Jeff Jackson, Senior Vice President, Java enterprise Platforms and Developer Products.:
"I'd like to thank all the members of all the expert groups. It's been a privledge to guide the Java platform for SE ande EE for these past 10 years. One thing I have to comment on is naming of these releases. Merlin Tiger Mustang Dophin Glassfish. It was a little bit like being stuck in "Ace Ventura Pet Detective"."
Jeff and many other Sun developers gave demos of Ease of Development, Web 2.0 Support, .NET Interoperability, and Simplified SOA. For .NET Interoperability (project Tango), Kiril Gavrylyuk from Microsoft came up on stage and danced a tango with Sun employees, then demonstrated a .NET application accessing Java services.
Jeff announced several new open source contributions including:
- Web services interoperability technology (WSIT), available today
- BPEL Engine into Open ESB today,
- Sun Java System Portal Server soon (over time, piece by piece).
- A new name, "Open Java EE"
Richard Bair and Romain Guy, Swing engineers at Sun, demonstrated a "S"Mashup, a Swing application that combines Swing and Web2.0 technologies.

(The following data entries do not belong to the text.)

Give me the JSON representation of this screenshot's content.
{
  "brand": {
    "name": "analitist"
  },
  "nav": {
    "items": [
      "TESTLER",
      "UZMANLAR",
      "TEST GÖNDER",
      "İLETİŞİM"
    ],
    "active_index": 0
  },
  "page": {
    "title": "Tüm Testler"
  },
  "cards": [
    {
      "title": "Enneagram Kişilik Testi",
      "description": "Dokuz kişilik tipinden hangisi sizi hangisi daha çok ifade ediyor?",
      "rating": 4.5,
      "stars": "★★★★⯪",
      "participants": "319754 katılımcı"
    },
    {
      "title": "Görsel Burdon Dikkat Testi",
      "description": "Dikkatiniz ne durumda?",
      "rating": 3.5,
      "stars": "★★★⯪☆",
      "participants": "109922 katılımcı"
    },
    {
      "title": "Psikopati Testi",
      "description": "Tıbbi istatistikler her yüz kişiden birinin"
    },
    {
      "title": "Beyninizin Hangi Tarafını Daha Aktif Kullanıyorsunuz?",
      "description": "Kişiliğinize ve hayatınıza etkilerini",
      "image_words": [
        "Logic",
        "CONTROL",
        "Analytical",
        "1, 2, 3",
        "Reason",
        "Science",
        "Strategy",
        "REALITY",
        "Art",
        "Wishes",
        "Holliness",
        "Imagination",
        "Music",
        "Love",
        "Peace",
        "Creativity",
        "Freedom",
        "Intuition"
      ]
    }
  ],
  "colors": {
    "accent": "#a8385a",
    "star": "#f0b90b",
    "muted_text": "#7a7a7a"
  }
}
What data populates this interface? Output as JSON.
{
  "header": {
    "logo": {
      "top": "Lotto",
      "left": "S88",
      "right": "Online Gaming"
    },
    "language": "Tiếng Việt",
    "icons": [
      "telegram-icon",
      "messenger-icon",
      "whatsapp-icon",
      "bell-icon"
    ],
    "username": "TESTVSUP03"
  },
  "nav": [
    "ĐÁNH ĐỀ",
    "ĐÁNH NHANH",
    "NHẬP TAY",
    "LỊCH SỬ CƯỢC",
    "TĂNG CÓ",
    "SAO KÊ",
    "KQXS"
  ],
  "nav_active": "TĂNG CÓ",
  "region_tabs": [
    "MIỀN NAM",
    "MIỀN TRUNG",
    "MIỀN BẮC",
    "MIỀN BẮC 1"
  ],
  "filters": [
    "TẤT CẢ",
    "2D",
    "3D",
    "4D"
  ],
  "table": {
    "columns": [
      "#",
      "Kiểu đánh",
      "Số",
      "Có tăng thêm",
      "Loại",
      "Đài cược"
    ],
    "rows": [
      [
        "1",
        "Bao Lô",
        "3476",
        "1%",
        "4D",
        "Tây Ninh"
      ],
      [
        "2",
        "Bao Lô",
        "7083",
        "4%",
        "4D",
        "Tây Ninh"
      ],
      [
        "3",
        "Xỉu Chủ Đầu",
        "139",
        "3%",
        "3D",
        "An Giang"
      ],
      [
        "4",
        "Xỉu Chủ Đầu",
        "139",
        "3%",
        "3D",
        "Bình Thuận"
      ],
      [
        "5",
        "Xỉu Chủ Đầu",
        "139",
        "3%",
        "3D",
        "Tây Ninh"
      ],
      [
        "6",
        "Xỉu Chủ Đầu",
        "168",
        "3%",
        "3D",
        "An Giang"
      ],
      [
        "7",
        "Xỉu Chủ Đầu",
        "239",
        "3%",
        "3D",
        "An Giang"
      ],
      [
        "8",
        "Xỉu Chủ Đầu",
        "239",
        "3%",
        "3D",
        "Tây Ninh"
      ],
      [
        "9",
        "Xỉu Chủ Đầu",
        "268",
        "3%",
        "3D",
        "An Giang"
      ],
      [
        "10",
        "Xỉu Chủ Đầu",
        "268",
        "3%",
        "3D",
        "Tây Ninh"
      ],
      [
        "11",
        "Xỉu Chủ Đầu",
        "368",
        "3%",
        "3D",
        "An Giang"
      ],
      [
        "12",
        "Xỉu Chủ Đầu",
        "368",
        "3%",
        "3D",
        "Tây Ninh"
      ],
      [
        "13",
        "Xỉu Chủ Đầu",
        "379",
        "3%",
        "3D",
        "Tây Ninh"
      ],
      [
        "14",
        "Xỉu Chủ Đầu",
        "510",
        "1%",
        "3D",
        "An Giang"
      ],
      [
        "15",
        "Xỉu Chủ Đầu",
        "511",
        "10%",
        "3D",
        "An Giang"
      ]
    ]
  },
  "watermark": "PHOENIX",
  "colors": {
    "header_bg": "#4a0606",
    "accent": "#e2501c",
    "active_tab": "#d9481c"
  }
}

After the keynote I went to a Q&A session with Sun executives and members of the press. This is where having that Press pass really came in handy. Of course the subject of open source Java dominated. Some highlights:
Q: How can sun make money with open source Java?
Jonathan: Open source is not anti-business, it's pro market.

Q: Will Sun allow others to ship rt.jar with their own VM's?
Jeff: We're considering it. I might. It's a complex question.

Q: Will you talk to Eclipse about reducing the divergence between NetBeans and Eclipse?
Rich: We're open to it. With that as the sole focus, i'll have those discussions at any time. But to the extent that there are activities that allow developers to go into an area where compatibility is at risk that would be a probelem.
Jonathan: Substitution is the very foundation of Competition.